Often, a question doesn’t have an easy answer in the digital advertising business. This is a column devoted to an answer to a single question or topic – and providing a bit of space for it.
Today’s participant is George John is CEO of Rocket Fuel, Inc., an online advertising network. He recently answered the following the question in a conversation with AdExchanger.com…
AdExchanger.com: What are the characteristics of the ideal startup employee?
GJ: First, let me start with this vibe that exists in Silicon Valley…. and some guys that talk about The Lean Startup. Eric Ries came up with it.
I think The Lean Startup misses what I think is the right approach, which is that it’s more The Scientific Startup – or a series of experiments and you’d have to have some idea of decision analysis around those. Like which experiments do you want to do versus which bets are you comfortable making? There’s really no way to test it besides building it, and that’s not a lean operation.
So in terms of the ideal employee in that framework, in my experience, there are different classes of roles within the startup that require either energy or expertise in different mixtures.
For example, really smart people can be told how display advertising works and they’ll be very creative at architecting solutions for some of our customers.
But, there are other roles where you need expertise. You’re not going to take a really smart person and have him or her build a Hadoop data grid just by reading a book – so hiring lean doesn’t necessarily work.
The most important characteristics to me are actually intellectual honesty and courage – meaning, in a startup there are things that are going to work well and things that aren’t. That’s where the experiments come in.
Startup employees need to be honest with themselves: “We tried this new thing and it could’ve been so much better, but we didn’t notice X,” – whatever X was. Just being able to raise your hand and say, “OK, we should learn from this.” That’s key.

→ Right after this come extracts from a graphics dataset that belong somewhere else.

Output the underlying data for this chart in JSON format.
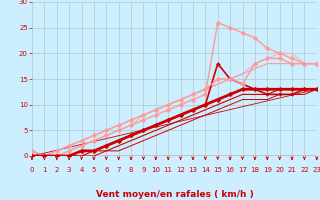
{
  "xlabel": "Vent moyen/en rafales ( km/h )",
  "bg_color": "#cceeff",
  "grid_color": "#aacccc",
  "axis_color": "#cc0000",
  "xlim": [
    -0.5,
    23.5
  ],
  "ylim": [
    -1,
    30
  ],
  "xticks": [
    0,
    1,
    2,
    3,
    4,
    5,
    6,
    7,
    8,
    9,
    10,
    11,
    12,
    13,
    14,
    15,
    16,
    17,
    18,
    19,
    20,
    21,
    22,
    23
  ],
  "yticks": [
    0,
    5,
    10,
    15,
    20,
    25,
    30
  ],
  "lines": [
    {
      "x": [
        0,
        1,
        2,
        3,
        4,
        5,
        6,
        7,
        8,
        9,
        10,
        11,
        12,
        13,
        14,
        15,
        16,
        17,
        18,
        19,
        20,
        21,
        22,
        23
      ],
      "y": [
        0,
        0,
        0,
        0,
        1,
        1,
        2,
        3,
        4,
        5,
        6,
        7,
        8,
        9,
        10,
        11,
        12,
        13,
        13,
        13,
        13,
        13,
        13,
        13
      ],
      "color": "#cc0000",
      "lw": 2.0,
      "marker": "D",
      "ms": 2.5,
      "zorder": 5
    },
    {
      "x": [
        0,
        1,
        2,
        3,
        4,
        5,
        6,
        7,
        8,
        9,
        10,
        11,
        12,
        13,
        14,
        15,
        16,
        17,
        18,
        19,
        20,
        21,
        22,
        23
      ],
      "y": [
        0,
        0,
        0,
        0,
        1,
        1,
        2,
        3,
        4,
        5,
        6,
        7,
        8,
        9,
        10,
        18,
        15,
        14,
        13,
        12,
        12,
        12,
        13,
        13
      ],
      "color": "#cc0000",
      "lw": 1.2,
      "marker": "D",
      "ms": 2.0,
      "zorder": 4
    },
    {
      "x": [
        0,
        1,
        2,
        3,
        4,
        5,
        6,
        7,
        8,
        9,
        10,
        11,
        12,
        13,
        14,
        15,
        16,
        17,
        18,
        19,
        20,
        21,
        22,
        23
      ],
      "y": [
        0,
        0,
        0,
        0,
        0,
        1,
        1,
        2,
        3,
        4,
        5,
        6,
        7,
        8,
        9,
        10,
        11,
        12,
        12,
        12,
        13,
        13,
        13,
        13
      ],
      "color": "#cc0000",
      "lw": 0.8,
      "marker": null,
      "ms": 0,
      "zorder": 3
    },
    {
      "x": [
        0,
        1,
        2,
        3,
        4,
        5,
        6,
        7,
        8,
        9,
        10,
        11,
        12,
        13,
        14,
        15,
        16,
        17,
        18,
        19,
        20,
        21,
        22,
        23
      ],
      "y": [
        0,
        0,
        0,
        0,
        0,
        0,
        1,
        1,
        2,
        3,
        4,
        5,
        6,
        7,
        8,
        9,
        10,
        11,
        11,
        11,
        12,
        12,
        12,
        13
      ],
      "color": "#cc0000",
      "lw": 0.7,
      "marker": null,
      "ms": 0,
      "zorder": 3
    },
    {
      "x": [
        0,
        23
      ],
      "y": [
        0,
        13
      ],
      "color": "#cc0000",
      "lw": 0.6,
      "marker": null,
      "ms": 0,
      "zorder": 2
    },
    {
      "x": [
        0,
        1,
        2,
        3,
        4,
        5,
        6,
        7,
        8,
        9,
        10,
        11,
        12,
        13,
        14,
        15,
        16,
        17,
        18,
        19,
        20,
        21,
        22,
        23
      ],
      "y": [
        1,
        0,
        0,
        1,
        2,
        3,
        4,
        5,
        6,
        7,
        8,
        9,
        10,
        11,
        12,
        26,
        25,
        24,
        23,
        21,
        20,
        19,
        18,
        18
      ],
      "color": "#ff9999",
      "lw": 1.0,
      "marker": "D",
      "ms": 2.5,
      "zorder": 4
    },
    {
      "x": [
        0,
        1,
        2,
        3,
        4,
        5,
        6,
        7,
        8,
        9,
        10,
        11,
        12,
        13,
        14,
        15,
        16,
        17,
        18,
        19,
        20,
        21,
        22,
        23
      ],
      "y": [
        1,
        0,
        1,
        2,
        3,
        4,
        5,
        6,
        7,
        8,
        9,
        10,
        11,
        12,
        13,
        15,
        15,
        14,
        18,
        19,
        19,
        18,
        18,
        18
      ],
      "color": "#ff9999",
      "lw": 1.0,
      "marker": "D",
      "ms": 2.5,
      "zorder": 4
    },
    {
      "x": [
        0,
        1,
        2,
        3,
        4,
        5,
        6,
        7,
        8,
        9,
        10,
        11,
        12,
        13,
        14,
        15,
        16,
        17,
        18,
        19,
        20,
        21,
        22,
        23
      ],
      "y": [
        0,
        0,
        1,
        2,
        3,
        4,
        5,
        6,
        7,
        8,
        9,
        10,
        11,
        12,
        13,
        14,
        15,
        16,
        17,
        18,
        18,
        18,
        18,
        18
      ],
      "color": "#ff9999",
      "lw": 0.8,
      "marker": null,
      "ms": 0,
      "zorder": 3
    },
    {
      "x": [
        0,
        1,
        2,
        3,
        4,
        5,
        6,
        7,
        8,
        9,
        10,
        11,
        12,
        13,
        14,
        15,
        16,
        17,
        18,
        19,
        20,
        21,
        22,
        23
      ],
      "y": [
        0,
        0,
        0,
        1,
        2,
        3,
        4,
        5,
        6,
        8,
        9,
        10,
        11,
        12,
        13,
        14,
        15,
        16,
        18,
        19,
        20,
        20,
        18,
        18
      ],
      "color": "#ffaaaa",
      "lw": 0.7,
      "marker": null,
      "ms": 0,
      "zorder": 2
    }
  ],
  "xlabel_color": "#cc0000",
  "xlabel_fontsize": 6.5,
  "tick_fontsize": 5.0,
  "tick_color": "#cc0000"
}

Also, it takes some courage to be able to tell somebody, “What you just did there, that didn’t work.”
My feeling is that when companies have difficulty executing, it’s less about being able to execute in a direction, and more about, how can you speed up this loop? This is Eric Ries’ point about Lean Startup. How can you speed up the loop where you notice things and then address them?
I’d say the key part is “noticing.” Startups talk about drinking their own Kool‑Aid. Ironically, the most important thing is to not do that. That’s the only way you can improve.
So, smart, honest, courageous – these are characteristics I’d look for.
But, there’s another flavor of the ideal employee – someone who is very intellectually curious. In fact, they may even aspire to join another private company or start their own company someday. The ones that really want to learn a lot are excellent, because you can nourish them really well in a private company environment.